Вернулась Памела, забинтовала мне голову и попросила принести из кабинета керосиновую печку. Я принес и затопил ее. В комнате было холодно. Я сходил вниз за бренди и вином. Пробило уже половину второго. Опустившись на диван, я закурил трубку. Памела заставила Стеллу выпить бренди с водой.

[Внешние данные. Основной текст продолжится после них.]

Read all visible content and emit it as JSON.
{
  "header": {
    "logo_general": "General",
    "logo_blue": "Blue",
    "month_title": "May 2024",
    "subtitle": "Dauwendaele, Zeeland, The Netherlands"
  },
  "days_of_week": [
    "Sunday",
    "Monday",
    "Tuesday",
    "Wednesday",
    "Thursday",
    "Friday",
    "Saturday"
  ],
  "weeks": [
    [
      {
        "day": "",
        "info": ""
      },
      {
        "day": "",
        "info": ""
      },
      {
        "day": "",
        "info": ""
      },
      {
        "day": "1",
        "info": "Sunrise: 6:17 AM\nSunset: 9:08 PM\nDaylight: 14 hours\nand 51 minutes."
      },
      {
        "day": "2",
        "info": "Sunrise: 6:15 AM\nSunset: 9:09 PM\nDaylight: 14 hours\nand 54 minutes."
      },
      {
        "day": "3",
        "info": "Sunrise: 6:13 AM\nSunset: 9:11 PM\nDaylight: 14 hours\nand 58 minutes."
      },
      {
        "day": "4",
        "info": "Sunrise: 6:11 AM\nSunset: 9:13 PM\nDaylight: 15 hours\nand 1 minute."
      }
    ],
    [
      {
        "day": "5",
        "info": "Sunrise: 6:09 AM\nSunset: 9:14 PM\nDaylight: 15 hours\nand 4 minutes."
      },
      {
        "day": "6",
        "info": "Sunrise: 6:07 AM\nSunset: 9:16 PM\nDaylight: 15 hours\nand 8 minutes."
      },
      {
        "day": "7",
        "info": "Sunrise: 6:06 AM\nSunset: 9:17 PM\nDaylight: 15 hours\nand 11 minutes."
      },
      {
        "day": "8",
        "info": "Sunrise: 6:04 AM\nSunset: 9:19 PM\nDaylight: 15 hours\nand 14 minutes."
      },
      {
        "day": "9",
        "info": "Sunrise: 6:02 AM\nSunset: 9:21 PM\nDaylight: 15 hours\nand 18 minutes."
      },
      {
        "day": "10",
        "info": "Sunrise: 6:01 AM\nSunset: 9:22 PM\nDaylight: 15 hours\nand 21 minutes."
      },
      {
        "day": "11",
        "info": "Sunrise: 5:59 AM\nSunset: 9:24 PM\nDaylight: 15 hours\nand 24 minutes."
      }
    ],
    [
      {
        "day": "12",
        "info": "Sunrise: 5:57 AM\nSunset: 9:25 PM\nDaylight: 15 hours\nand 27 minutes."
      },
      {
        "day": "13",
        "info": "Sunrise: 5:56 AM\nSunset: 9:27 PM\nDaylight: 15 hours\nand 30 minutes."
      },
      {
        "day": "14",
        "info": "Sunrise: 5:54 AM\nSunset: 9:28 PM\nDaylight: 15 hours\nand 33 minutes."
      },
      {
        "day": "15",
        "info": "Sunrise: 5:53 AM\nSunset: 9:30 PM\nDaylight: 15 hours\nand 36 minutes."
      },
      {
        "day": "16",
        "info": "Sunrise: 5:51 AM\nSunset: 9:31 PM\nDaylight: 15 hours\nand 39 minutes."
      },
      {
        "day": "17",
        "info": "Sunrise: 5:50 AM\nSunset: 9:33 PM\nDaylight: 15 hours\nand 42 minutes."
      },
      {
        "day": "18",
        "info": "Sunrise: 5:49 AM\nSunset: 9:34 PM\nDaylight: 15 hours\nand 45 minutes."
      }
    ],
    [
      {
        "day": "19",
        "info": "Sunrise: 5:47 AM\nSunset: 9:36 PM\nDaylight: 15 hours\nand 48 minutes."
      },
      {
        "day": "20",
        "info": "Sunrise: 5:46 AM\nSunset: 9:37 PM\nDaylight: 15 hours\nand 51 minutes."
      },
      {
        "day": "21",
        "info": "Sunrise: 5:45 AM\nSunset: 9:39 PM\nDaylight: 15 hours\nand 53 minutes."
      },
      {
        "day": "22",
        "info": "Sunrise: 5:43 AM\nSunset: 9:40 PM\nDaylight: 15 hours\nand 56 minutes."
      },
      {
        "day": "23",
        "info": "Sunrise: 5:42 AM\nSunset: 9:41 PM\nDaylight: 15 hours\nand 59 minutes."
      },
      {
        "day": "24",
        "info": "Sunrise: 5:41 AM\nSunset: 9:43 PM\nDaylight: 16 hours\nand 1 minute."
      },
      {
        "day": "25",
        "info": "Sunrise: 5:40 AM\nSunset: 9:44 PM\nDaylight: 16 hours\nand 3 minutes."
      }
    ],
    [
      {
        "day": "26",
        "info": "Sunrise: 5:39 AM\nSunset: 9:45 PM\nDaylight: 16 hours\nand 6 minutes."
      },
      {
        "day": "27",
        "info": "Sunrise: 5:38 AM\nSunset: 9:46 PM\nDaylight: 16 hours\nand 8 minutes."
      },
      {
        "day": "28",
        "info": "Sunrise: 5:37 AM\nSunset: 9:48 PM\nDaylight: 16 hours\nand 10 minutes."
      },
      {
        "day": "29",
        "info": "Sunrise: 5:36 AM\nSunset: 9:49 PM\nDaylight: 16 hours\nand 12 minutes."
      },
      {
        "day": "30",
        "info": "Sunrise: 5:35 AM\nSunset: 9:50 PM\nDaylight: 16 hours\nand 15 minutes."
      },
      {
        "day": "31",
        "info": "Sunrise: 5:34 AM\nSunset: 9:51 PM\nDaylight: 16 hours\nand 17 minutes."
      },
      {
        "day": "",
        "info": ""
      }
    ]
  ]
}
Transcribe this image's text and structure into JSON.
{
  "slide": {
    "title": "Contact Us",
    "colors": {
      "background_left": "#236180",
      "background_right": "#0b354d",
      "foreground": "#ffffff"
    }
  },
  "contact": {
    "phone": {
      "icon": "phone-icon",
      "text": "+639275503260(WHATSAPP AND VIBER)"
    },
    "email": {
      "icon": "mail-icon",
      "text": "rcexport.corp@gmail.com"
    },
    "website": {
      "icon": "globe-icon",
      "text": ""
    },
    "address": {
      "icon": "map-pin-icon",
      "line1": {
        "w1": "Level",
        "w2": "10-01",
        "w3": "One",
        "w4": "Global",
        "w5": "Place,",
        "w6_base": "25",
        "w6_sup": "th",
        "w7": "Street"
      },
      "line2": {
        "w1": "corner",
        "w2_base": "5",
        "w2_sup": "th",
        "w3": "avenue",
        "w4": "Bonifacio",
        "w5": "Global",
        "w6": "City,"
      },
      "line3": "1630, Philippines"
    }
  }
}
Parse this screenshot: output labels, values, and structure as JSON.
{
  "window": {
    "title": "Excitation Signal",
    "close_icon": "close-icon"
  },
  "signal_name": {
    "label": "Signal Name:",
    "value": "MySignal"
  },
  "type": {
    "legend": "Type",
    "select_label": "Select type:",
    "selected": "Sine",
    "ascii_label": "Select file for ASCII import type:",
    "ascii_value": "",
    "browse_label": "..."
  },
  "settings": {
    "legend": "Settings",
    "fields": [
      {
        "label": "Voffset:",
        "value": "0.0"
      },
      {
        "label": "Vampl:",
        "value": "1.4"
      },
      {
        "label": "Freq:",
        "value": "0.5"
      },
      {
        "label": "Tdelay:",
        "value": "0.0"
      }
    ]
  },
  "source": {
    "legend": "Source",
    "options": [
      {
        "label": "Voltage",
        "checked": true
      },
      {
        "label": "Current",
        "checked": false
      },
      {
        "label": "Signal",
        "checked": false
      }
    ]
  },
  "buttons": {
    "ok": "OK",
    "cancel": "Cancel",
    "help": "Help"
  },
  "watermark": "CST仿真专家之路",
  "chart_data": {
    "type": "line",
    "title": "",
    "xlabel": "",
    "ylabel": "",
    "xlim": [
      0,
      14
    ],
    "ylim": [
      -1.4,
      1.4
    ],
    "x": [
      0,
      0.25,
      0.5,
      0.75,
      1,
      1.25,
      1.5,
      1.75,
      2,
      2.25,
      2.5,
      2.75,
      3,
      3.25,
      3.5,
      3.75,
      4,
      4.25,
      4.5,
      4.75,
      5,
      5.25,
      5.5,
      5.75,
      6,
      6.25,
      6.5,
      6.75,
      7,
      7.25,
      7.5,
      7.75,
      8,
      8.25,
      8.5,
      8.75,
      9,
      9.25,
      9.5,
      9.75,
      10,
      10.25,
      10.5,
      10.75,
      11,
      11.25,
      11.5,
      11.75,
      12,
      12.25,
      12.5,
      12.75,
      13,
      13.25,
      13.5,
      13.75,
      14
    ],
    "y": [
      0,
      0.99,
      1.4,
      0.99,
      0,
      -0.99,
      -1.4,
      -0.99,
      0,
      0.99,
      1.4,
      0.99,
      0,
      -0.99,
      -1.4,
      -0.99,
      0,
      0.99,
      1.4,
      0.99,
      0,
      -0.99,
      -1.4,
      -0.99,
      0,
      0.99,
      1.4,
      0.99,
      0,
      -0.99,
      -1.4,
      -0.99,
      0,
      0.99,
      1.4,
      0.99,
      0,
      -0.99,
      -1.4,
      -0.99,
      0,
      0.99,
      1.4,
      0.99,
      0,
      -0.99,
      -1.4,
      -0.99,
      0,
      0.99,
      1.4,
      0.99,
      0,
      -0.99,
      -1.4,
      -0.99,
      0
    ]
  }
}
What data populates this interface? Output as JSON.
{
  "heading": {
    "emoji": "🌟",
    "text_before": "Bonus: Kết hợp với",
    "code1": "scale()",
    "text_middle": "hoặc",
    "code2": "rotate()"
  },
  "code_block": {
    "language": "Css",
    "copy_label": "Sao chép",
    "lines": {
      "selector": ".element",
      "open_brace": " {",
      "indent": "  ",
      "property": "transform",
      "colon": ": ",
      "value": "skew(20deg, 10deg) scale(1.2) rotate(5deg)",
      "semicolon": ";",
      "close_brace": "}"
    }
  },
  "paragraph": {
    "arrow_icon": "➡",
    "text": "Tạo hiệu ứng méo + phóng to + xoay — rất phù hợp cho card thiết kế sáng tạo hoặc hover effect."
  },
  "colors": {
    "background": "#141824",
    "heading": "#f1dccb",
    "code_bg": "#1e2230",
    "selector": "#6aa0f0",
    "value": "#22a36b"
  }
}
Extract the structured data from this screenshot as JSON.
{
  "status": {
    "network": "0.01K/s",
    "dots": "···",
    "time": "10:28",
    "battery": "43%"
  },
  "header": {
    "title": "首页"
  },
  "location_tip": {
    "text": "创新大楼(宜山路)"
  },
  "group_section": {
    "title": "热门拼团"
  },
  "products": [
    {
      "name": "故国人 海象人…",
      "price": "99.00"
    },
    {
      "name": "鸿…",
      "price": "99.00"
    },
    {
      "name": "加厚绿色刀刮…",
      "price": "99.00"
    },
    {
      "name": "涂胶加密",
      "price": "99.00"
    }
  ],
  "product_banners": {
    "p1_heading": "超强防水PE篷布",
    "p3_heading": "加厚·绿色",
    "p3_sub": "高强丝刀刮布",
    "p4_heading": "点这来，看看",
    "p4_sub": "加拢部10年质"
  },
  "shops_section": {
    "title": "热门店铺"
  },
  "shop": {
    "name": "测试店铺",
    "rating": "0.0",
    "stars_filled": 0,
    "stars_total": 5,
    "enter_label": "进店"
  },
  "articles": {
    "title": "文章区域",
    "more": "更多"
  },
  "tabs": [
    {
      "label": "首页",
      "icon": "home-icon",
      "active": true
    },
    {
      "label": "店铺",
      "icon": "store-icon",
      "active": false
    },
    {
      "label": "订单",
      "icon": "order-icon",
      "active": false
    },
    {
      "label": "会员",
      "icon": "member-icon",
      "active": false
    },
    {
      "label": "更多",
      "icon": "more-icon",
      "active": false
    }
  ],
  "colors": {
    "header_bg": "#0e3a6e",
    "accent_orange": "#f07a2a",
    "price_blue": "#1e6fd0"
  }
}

На Стелле лица не было, она осунулась и стала неузнаваемой.

— Наверно, вы должны меня ненавидеть, — проговорила она.

— Ничего подобного, — ответила Памела, — Мы все понимаем.

— Меня никто не может понять. — Голос Стеллы звучал безнадежно.

— Почему же? — возразила ей Памела. — я прекрасно знаю, что вы испытали. — И рассказала все, что случилось с ней в ночь на субботу.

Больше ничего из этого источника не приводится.